Even if you are getting fluid out of the stem, if you seat the gauge on the valve stem, you will still get an accurate pressure reading. You can always bleed off the fluid till air/liquid mix starts coming out and then reinsert the valve core. There is practically no way to completely fill a tire unless you put some kind of upturned tubing into the stem to allow any air above the core to be forced out AND who in their right mind would do something like that. Once you bleed the air out so you are getting water from the stem, one could pressure the tire up to 20 PSI with additional liquid and perhaps fill 1/3 of the air cavity with liquid before the pressure build up would force you to stop filling.
I fill my own with pure water from my hose (not to much danger of freezing here). I listen for the sound of the water to change indicating that the stem is under water, remove the hose, bleed off the water till it starts to sprit out mostly air and then install the valve. Then adjust the pressure with additional air as required. One could do the same way by pumping in a proper amount of pure anti-freeze first, then hooking up a hose to finish filling with water.

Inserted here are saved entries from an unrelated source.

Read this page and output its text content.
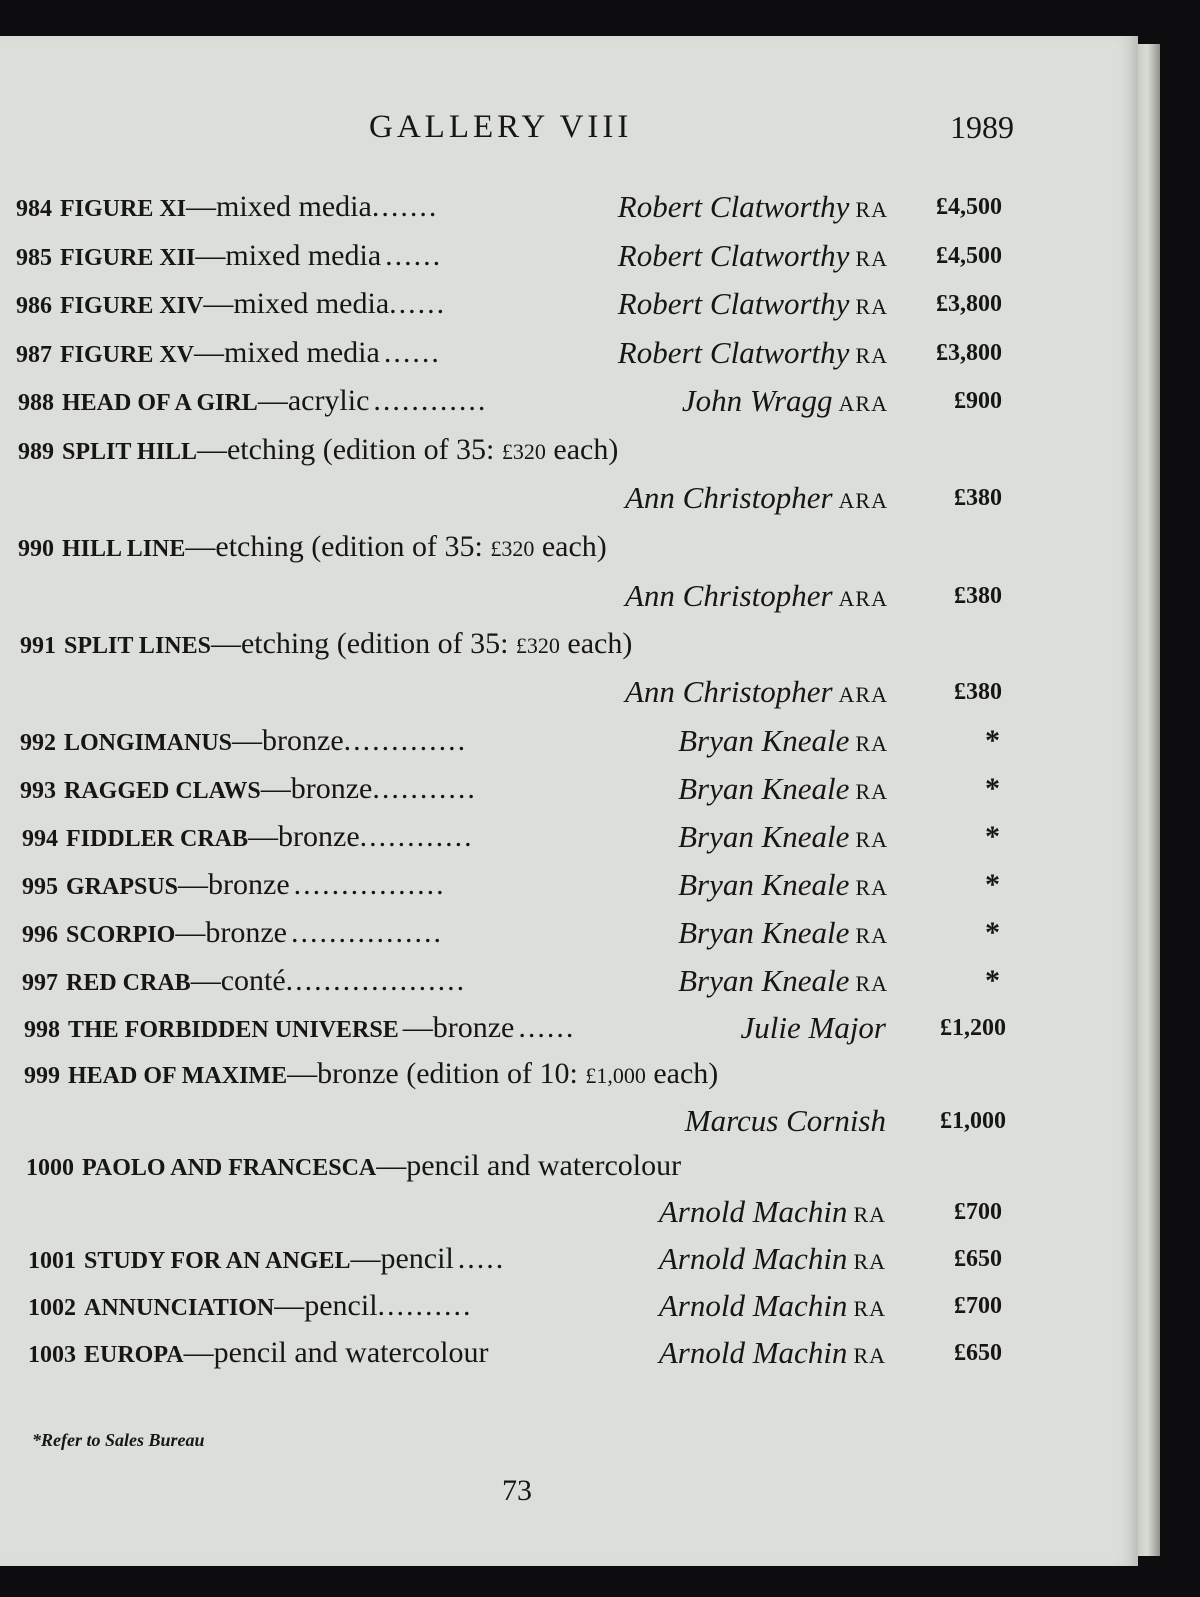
GALLERY VIII	1989
984 FIGURE XI—mixed media.......	Robert Clatworthy RA £4,500
985 FIGURE XII—mixed media ......	Robert Clatworthy RA £4,500
986 FIGURE XIV—mixed media......	Robert Clatworthy RA £3,800
987 FIGURE XV—mixed media ......	Robert Clatworthy RA £3,800
988 HEAD OF A GIRL—acrylic ............	John Wragg ARA	£900
989 SPLIT HILL—etching (edition of 35: £320 each)
Ann Christopher ARA	£380
990 HILL LINE—etching (edition of 35: £320 each)
Ann Christopher ARA	£380
991 SPLIT LINES—etching (edition of 35: £320 each)
Ann Christopher ARA	£380
992 LONGIMANUS—bronze.............	Bryan Kneale RA	*
993 RAGGED CLAWS—bronze...........	Bryan Kneale RA	*
994 FIDDLER CRAB—bronze............	Bryan Kneale RA	*
995 GRAPSUS—bronze ................	Bryan Kneale RA	*
996 SCORPIO—bronze ................	Bryan Kneale RA	*
997 RED CRAB—conté...................	Bryan Kneale RA	*
998 THE FORBIDDEN UNIVERSE —bronze ......	Julie Major £1,200
999 HEAD OF MAXIME—bronze (edition of 10: £1,000 each)
Marcus Cornish £1,000
1000 PAOLO AND FRANCESCA—pencil and watercolour
Arnold Machin RA	£700
1001 STUDY FOR AN ANGEL—pencil .....	Arnold Machin RA	£650
1002 ANNUNCIATION—pencil..........	Arnold Machin RA	£700
1003 EUROPA—pencil and watercolour	Arnold Machin RA	£650
*Refer to Sales Bureau
73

Perhaps a bit off topic: But, my calculation of cost is about equal for using anti-freeze at $10 per gallon and methanol/water mix and might be a bit cheaper for using rim-guard if you are looking at -40 protection. For this temp you need 50/50 mix so a tire that holds 100 gallons would be $500 in antifreeze. Somewhere I heard that rim guard could be had for $3.50 per gallon so that would make it much cheaper than antifreeze solution for max low temp. At higher freezing temps one would find a break even point in cost between the 3.